Das Fachgebiet der Gebäudetechnik befaßt sich schwerpunktmäßig mit der Praxis der Technischen Gebäudeplanung, -ausrüstung und -instandhaltung, insbesondere der Heizungs-, Klima-, Kälte- und Lüftungstechnik, der Energiesystemtechnik, der Energiepolitik, dem Brandschutz, Facility Management, Netzwerktechnik und Smart Home.

 

 

GI - GebäudeTechnik | InnenraumKlima

Auswirkungen der Sensorpositionen in einem Raum auf den Heiz- und Kühlenergiebedarf und die thermische Behaglichkeit

Autor: Claudia Kandzia / Ralf Gritzki / Clemens Felsmann / Donald Stubbe
Ausgabe 06  2015 
14 Seiten
Schlüsselwörter: Energie,Lüftung & Klimatechnik,Flächenheizsysteme,Deckenkühlung,Lüftungssysteme,Lüftungstechnik,Raumklima,Kühlung,GI

Da Menschen in Industriegesellschaften einen Großteil ihrer Zeit in Innenräumen verbringen, ist es unumgänglich, die Gebäude entsprechend zu beheizen und zu klimatisieren, um den thermischen Komfort sichern zu können. In der Gebäudeenergietechnik ist zum energieeffizienten Betrieb eine umfangreiche Sensorik notwendig, die optimal positioniert sein sollte. Gekoppelte Gebäude-, Anlagen und Strömungssimulationen werden durchgeführt, um Aussagen über die Auswirkungen der Position des Raumtemperaturfühlers auf die Energieeffizienz treffen zu können. Für alle Belüftungsvarianten und Sensorpositionen werden größtenteils die Anforderungen zur thermischen Behaglichkeit nach DIN EN ISO 7730, Kategorie A erfüllt.
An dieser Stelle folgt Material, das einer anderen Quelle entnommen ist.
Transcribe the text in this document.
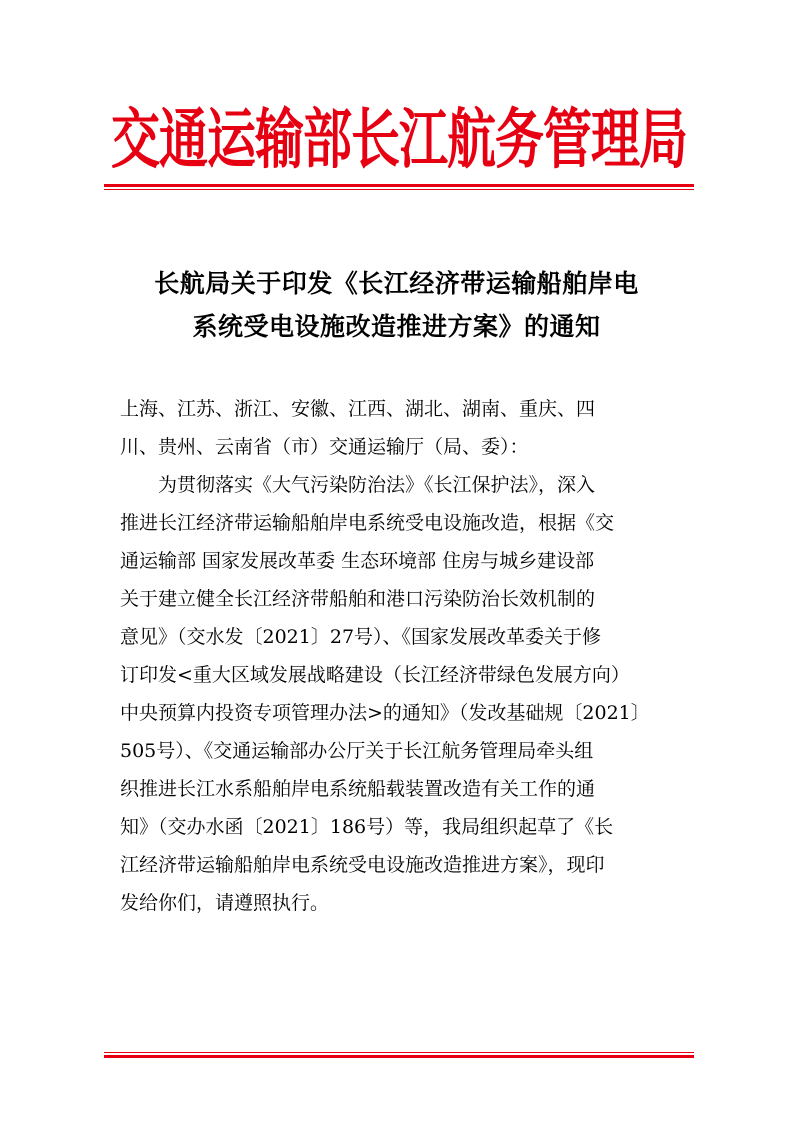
交通运输部长江航务管理局
长航局关于印发《长江经济带运输船舶岸电
系统受电设施改造推进方案》的通知

上海、江苏、浙江、安徽、江西、湖北、湖南、重庆、四
川、贵州、云南省（市）交通运输厅（局、委）：

为贯彻落实《大气污染防治法》《长江保护法》，深入
推进长江经济带运输船舶岸电系统受电设施改造，根据《交
通运输部 国家发展改革委 生态环境部 住房与城乡建设部
关于建立健全长江经济带船舶和港口污染防治长效机制的
意见》（交水发〔2021〕27号）、《国家发展改革委关于修
订印发<重大区域发展战略建设（长江经济带绿色发展方向）
中央预算内投资专项管理办法>的通知》（发改基础规〔2021〕
505号）、《交通运输部办公厅关于长江航务管理局牵头组
织推进长江水系船舶岸电系统船载装置改造有关工作的通
知》（交办水函〔2021〕186号）等，我局组织起草了《长
江经济带运输船舶岸电系统受电设施改造推进方案》，现印
发给你们，请遵照执行。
Die Unterschiede im Energiebedarf sind bei einer temperierten Wand im Kühlfall höher als im Heizfall, für eine temperierte Decke ist dies umgekehrt. Für den Kühlfall lässt sich eine optimale Sensorposition definieren, die unabhängig vom jeweiligen Lüftungssystem ist. Im Heizfall ändert sich die optimale Position des Sensors mit Variation des Lüftungssystems. Im Falle der Quelllüftung lassen sich sowohl im Kühl- als auch im Heizfall die deutlichsten Unterschiede des Energiebedarfs in Abhängigkeit von der Sensorposition feststellen.